PT-005 - GRIN2 IS A POWERFUL TOOL TO IDENTIFY GENOMIC HOT-SPOT LOCI AND ENABLES MULTI-OMICS INTEGRATION.
Wednesday, May 28, 2025
5:00 PM - 6:30 PM East Coast USA Time
A. Elsayed1, C. Mullighan1, S. Pounds2; 1St. Jude Children's Research Hospital, Memphis, TN, USA, 2Member, St. Jude Faculty Director of Biostatistics Courses, St. Jude Graduate School of Biomedical, Memphis, TN, USA.
Post-doctoral Research Associate St. Jude Children's Research Hospital Lakeland, Tennessee, United States
Background: Genomic lesions are considered among the primary drivers of oncogenesis for many cancers. Recent advances in sequencing technologies have provided us with an exciting opportunity to identify multiple types of genomic lesions such as single-nucleotide substitutions, insertions, deletions, and structural rearrangements.
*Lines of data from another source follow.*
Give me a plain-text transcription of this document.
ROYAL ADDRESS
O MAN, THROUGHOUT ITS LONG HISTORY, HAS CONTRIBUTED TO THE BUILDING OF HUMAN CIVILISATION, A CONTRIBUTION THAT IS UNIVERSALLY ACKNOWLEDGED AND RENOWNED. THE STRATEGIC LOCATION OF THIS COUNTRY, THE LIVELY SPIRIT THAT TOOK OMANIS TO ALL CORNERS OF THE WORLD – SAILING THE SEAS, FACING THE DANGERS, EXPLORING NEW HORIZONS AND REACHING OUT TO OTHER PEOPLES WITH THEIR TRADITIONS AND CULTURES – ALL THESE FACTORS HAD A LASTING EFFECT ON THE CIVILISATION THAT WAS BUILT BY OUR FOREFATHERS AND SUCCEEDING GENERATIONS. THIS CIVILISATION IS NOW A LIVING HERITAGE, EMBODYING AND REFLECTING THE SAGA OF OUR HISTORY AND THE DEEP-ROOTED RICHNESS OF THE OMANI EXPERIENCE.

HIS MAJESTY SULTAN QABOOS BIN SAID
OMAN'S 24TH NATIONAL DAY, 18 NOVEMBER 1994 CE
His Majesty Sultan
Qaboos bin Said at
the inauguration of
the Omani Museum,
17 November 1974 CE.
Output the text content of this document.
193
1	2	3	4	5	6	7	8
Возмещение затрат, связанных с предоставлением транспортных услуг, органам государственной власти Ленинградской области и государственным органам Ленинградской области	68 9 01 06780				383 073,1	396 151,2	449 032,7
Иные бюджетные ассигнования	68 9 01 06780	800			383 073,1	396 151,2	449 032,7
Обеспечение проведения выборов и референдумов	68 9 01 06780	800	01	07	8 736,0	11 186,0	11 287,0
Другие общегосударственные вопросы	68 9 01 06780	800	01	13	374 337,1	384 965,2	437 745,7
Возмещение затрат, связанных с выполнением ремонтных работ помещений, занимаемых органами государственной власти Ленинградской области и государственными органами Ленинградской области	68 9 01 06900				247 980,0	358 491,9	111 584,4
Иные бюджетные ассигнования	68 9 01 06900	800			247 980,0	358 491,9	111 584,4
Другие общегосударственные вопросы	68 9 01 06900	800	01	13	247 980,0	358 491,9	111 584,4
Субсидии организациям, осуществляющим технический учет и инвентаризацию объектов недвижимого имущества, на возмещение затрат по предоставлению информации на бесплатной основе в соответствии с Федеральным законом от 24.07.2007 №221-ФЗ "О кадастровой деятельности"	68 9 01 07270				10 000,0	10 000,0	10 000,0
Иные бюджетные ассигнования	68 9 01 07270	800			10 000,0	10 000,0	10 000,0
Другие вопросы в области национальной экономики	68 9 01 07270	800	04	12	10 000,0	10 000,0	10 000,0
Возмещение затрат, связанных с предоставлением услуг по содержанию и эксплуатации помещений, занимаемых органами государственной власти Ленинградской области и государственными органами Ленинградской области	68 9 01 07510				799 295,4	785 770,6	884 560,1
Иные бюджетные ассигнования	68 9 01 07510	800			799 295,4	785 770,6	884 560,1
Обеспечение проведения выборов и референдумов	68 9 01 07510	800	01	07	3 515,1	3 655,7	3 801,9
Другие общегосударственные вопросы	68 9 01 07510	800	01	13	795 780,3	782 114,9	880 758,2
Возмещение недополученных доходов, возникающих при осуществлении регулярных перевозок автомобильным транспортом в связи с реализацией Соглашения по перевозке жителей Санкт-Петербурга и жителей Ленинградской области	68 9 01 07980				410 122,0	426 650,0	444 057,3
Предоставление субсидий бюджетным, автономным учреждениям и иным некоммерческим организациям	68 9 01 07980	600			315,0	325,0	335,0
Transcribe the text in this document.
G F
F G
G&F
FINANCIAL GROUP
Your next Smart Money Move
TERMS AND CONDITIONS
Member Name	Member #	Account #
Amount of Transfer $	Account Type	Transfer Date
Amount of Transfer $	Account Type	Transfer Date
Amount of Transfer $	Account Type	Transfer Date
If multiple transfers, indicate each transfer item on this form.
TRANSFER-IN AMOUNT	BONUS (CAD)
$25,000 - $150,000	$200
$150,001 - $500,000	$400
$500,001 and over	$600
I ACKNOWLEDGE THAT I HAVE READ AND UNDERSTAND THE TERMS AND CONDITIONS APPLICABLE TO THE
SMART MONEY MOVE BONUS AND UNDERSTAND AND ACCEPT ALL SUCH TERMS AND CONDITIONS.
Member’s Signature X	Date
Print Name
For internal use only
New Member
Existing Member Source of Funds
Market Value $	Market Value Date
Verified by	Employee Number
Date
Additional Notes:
There is a great need to analyze and integrate this information to identify important targets in cancer. Methods: We first introduced the Genomic Random Interval (GRIN) method in 2013 to identify genomic loci with a statistically significant overabundance of a specific type of lesion. Since then, we have improved the GRIN method so that it can identify hot spot loci that are affected by a constellation of multiple types of lesions (SNVs, gain, loss, etc..), while other available tools such as GISTIC2.0 and MutSigCV can only evaluate one type of lesions. We also made some technical improvements that greatly increased computing speed and added convenience features to import annotation data for genes and regulatory features automatically from reputable public bioinformatic databases. We have also incorporated the ability to evaluate the association of lesions with transcriptome data at the individual transcript and pathway levels, thereby adding additional layers of evidence to identify candidate driver events more confidently. Results: Statistical simulation studies and an example analysis of a dataset that encompasses 466 children or young adults newly diagnosed with T-cell Acute Lymphoblastic Leukemia (T-ALL) enrolled on multiple St. Jude and Children’s Oncology Group protocols identified multiple novel coding and non-coding hot-spot loci not captured by other tools. In addition, association analysis between lesion and expression data on the pathway level identified small groups of patients with distinct expression profiles that were found associated with poor treatment outcomes who might benefit from targeted treatment strategies. Conclusion: We introduce GRIN2.0 tool that can identify genomic hot-spot loci affected by one or multiple types of genomic lesions and will offer the research community an exciting opportunity for multi-omics integration which can lead to biological discoveries that are invisible to other methods.